Since Darwin's time, scientists have puzzled over his wolf-like canid, now known as the Falklands wolf. The species was the only native terrestrial mammal found on the island; there were no mice or porcupines or deer. And the islands lie 300 miles from the mainland. Where did the wolf come from and how did it get to the Falklands? Could Native Americans have brought the wolves to the island?

To get a picture of the wolf's history, scientists isolated DNA from four museum specimens of the Falklands wolf, including one that had been collected by Darwin himself. (Their study appears in Current Biology.) They compared the DNA of their specimens with that of other canids, including several South American species (foxes, the maned wolf, and the bush dog) and members of the Canis genus (which includes the gray wolf and coyotes). With the DNA data, they created a phylogenetic tree that let the scientists see which species were the most closely related to the Falklands wolf and when the Falklands wolf branched off as a new species (that is, when they became isolated on the islands).

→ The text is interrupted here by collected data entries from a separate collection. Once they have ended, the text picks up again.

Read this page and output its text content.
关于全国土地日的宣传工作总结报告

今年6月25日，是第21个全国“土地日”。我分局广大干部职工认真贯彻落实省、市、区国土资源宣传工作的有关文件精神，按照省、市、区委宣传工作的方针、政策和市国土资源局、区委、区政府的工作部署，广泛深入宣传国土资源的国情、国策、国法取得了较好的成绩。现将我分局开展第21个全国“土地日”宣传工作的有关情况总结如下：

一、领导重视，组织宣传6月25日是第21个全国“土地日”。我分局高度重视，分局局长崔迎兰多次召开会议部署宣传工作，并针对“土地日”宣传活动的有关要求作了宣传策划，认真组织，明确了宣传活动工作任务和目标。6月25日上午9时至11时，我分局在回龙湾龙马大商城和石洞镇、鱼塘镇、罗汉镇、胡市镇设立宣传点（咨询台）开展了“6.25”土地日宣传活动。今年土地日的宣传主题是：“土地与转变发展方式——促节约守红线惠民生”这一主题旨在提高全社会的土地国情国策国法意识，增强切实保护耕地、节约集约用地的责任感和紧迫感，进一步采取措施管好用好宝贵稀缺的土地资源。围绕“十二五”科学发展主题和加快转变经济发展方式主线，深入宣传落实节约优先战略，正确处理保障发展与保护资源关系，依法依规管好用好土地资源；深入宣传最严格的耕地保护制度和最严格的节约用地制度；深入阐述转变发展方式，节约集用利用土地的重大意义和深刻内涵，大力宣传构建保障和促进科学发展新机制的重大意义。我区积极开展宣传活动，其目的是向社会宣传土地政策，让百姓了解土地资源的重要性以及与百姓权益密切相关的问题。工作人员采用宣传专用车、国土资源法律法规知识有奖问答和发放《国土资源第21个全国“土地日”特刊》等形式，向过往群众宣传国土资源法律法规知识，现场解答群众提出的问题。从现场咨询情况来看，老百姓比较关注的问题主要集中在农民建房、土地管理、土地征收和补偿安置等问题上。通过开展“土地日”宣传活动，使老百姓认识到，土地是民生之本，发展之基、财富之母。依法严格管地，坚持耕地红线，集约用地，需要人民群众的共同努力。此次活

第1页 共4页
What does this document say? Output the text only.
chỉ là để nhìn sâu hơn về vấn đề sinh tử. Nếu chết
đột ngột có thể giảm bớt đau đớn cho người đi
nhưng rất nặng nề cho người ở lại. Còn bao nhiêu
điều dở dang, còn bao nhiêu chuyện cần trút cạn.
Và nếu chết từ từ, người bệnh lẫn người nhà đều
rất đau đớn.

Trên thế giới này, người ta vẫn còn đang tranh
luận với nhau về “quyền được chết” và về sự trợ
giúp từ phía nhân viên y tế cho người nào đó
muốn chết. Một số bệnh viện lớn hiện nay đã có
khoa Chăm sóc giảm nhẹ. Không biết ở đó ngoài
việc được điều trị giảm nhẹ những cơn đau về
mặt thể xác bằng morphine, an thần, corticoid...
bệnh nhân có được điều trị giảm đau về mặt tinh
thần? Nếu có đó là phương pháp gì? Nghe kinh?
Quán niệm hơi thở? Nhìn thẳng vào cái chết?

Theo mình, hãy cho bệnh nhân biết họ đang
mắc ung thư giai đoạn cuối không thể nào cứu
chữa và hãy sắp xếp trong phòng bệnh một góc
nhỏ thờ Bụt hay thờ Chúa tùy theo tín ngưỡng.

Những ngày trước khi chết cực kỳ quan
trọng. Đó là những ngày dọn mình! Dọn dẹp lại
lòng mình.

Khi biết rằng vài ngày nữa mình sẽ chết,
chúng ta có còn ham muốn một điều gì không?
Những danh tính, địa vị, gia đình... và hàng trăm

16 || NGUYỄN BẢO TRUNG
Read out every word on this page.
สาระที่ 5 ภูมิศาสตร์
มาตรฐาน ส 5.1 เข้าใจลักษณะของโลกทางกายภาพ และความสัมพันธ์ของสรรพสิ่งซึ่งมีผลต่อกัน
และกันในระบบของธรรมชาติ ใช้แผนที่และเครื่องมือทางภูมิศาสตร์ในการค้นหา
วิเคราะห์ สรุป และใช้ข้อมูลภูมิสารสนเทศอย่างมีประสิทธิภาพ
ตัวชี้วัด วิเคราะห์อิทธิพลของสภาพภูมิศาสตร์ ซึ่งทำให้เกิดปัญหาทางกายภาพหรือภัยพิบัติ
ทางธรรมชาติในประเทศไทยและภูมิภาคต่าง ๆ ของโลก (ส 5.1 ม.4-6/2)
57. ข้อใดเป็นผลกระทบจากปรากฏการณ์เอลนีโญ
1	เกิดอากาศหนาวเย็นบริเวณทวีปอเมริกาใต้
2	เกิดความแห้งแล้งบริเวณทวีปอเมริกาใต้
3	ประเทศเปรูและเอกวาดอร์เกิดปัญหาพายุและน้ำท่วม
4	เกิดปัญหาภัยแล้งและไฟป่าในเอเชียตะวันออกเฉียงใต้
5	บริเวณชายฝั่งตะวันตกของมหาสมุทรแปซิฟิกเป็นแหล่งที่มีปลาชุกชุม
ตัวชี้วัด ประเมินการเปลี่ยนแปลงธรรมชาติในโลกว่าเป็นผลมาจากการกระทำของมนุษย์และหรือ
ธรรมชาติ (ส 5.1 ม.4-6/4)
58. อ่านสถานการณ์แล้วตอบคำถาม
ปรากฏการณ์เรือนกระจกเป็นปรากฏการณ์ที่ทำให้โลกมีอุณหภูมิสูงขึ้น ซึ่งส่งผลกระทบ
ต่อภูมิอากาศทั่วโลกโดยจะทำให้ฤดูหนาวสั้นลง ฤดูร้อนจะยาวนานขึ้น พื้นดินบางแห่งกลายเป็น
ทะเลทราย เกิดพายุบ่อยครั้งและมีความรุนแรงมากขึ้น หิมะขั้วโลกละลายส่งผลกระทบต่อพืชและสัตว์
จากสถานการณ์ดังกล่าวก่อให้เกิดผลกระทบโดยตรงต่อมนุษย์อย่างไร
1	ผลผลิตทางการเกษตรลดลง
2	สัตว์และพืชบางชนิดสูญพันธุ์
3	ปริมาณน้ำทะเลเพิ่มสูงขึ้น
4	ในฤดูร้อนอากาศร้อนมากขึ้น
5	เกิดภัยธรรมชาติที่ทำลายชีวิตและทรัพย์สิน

The four museum specimens diverged from their closest relatives about 70,000 years ago, which the scientists think is when the species came to the Falkland Islands. That was during the last ice age and long before humans showed up in the area (nixing the Native American theory). The wolves probably floated to the islands on ice or logs or perhaps walked over a glacier. Once on the islands, they would have feasted on penguins, geese and pinnepeds.

The scientists now have a new mystery: The analysis revealed the maned wolf to be the Falklands wolf's closest relative, but the two species diverged from each other over 6 million years ago, several million years before canids populated South America from the north. There aren't yet any canid fossils from this time period—something to look for.